4. If the actual speed corresponds to the set - do nothing. If the revs do not match then:

• If the revolutions are increased - increase the angle of cut of the SIFU phase by a certain value (lower voltage, current and power);

• If the revolutions are lowered, we decrease the angle of cut of the SIFU phase (we increase the voltage, current, and power).

And so it repeats in a circle. Thus, when you load the motor shaft - the system itself decides to increase the voltage supplied to the motor or reduce it when the load increases.

It’s not necessary to rush to develop such microcontroller devicesThere are inexpensive turnkey solutions.

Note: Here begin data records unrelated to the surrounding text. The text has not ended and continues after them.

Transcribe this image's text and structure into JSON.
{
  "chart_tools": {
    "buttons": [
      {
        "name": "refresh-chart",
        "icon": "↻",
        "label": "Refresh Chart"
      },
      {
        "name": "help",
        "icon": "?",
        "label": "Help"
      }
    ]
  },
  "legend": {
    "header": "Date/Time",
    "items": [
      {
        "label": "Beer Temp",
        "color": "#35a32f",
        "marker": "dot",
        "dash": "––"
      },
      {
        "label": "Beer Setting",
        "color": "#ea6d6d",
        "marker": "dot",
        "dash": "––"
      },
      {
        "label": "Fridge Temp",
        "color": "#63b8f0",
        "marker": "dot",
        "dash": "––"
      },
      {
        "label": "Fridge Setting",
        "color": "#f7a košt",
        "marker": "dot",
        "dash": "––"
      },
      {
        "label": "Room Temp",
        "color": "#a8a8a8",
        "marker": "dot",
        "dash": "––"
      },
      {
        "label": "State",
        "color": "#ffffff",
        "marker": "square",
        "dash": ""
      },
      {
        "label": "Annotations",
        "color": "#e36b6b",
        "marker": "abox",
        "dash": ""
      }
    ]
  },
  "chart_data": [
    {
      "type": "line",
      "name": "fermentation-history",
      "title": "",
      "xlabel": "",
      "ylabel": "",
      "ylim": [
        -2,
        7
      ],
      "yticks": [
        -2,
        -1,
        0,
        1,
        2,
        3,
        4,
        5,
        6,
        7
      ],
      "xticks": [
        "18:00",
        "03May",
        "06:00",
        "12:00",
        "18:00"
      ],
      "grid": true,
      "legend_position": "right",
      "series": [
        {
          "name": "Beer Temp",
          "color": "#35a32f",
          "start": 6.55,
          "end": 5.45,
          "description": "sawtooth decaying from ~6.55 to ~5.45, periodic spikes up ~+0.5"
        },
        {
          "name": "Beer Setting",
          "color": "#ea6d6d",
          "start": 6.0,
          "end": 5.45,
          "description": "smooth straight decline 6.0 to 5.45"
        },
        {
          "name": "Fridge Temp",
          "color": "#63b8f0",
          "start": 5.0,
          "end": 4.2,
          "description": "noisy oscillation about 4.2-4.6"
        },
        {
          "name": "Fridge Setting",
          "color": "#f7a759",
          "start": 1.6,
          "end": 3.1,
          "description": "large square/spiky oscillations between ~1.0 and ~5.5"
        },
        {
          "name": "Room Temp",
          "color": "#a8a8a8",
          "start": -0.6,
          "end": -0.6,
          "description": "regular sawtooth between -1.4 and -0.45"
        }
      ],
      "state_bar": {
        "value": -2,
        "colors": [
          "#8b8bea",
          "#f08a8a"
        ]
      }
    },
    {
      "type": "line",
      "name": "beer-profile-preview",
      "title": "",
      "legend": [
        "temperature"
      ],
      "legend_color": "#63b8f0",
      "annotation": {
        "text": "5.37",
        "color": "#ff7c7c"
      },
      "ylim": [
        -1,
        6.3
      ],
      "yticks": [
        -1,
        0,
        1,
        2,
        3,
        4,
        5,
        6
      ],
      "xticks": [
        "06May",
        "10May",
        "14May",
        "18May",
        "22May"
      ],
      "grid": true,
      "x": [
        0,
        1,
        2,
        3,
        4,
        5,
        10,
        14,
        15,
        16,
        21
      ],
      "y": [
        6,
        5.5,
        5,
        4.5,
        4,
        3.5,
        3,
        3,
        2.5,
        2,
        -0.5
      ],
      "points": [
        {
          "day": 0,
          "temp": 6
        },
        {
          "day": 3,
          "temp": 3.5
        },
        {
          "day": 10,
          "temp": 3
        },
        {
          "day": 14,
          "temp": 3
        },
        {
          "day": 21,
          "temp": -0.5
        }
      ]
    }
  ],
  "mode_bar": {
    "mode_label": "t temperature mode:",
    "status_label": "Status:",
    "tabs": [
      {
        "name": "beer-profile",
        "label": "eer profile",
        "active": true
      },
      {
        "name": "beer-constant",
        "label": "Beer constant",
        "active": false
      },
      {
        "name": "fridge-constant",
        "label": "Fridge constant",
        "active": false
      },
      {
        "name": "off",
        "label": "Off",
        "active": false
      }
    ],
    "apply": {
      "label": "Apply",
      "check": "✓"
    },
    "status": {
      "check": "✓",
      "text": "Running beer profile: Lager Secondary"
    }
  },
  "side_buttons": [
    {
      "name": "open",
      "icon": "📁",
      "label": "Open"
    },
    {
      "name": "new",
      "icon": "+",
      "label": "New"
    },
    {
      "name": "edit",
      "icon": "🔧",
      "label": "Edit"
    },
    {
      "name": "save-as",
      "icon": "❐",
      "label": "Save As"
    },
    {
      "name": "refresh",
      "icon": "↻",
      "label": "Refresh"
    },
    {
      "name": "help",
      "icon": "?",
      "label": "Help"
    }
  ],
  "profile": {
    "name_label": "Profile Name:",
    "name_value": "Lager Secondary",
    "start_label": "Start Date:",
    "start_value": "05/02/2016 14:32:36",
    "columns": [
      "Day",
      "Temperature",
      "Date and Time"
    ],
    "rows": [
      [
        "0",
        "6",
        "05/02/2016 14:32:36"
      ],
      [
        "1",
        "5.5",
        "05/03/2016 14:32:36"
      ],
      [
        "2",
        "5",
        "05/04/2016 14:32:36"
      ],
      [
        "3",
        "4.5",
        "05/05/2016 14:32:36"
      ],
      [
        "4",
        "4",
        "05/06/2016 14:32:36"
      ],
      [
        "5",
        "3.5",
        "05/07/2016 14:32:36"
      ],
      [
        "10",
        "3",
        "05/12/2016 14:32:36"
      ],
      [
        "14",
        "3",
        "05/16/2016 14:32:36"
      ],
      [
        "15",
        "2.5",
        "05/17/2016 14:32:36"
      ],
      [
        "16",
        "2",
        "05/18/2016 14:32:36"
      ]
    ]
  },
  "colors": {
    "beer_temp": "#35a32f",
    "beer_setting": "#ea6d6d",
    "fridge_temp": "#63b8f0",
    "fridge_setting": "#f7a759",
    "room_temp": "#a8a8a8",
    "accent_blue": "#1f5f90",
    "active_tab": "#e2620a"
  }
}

An example of such a device are built on integrated circuit TDA1085. An example of the connection diagram you see below.

Signatures here indicate:

• M - exit to the engine.

• AC - network connection.

• T - connection to the tachometer.

• R0 - current speed controller.

• R1 - minimum speed.

• R2 - maximum speed

• R3 - to fine-tune the circuit if the engine runs unevenly.

You can find more detailed instructions here - https://i.electricianexp.com/en/regulyator-oborotov-tda-instruktsiya.pdf

Scheme of the given board (click on the picture to enlarge):

Conclusion

Note that the collector, or as it is also popularly called, the brush motor from washing machines is quite high-speed, in the region of 10,000-15,000 rpm. This is due to its design. If you need to reach low revs, for example, 600 rpm, use a belt or gear drive. Otherwise, even with the use of a special controller, you will not be able to achieve normal operation.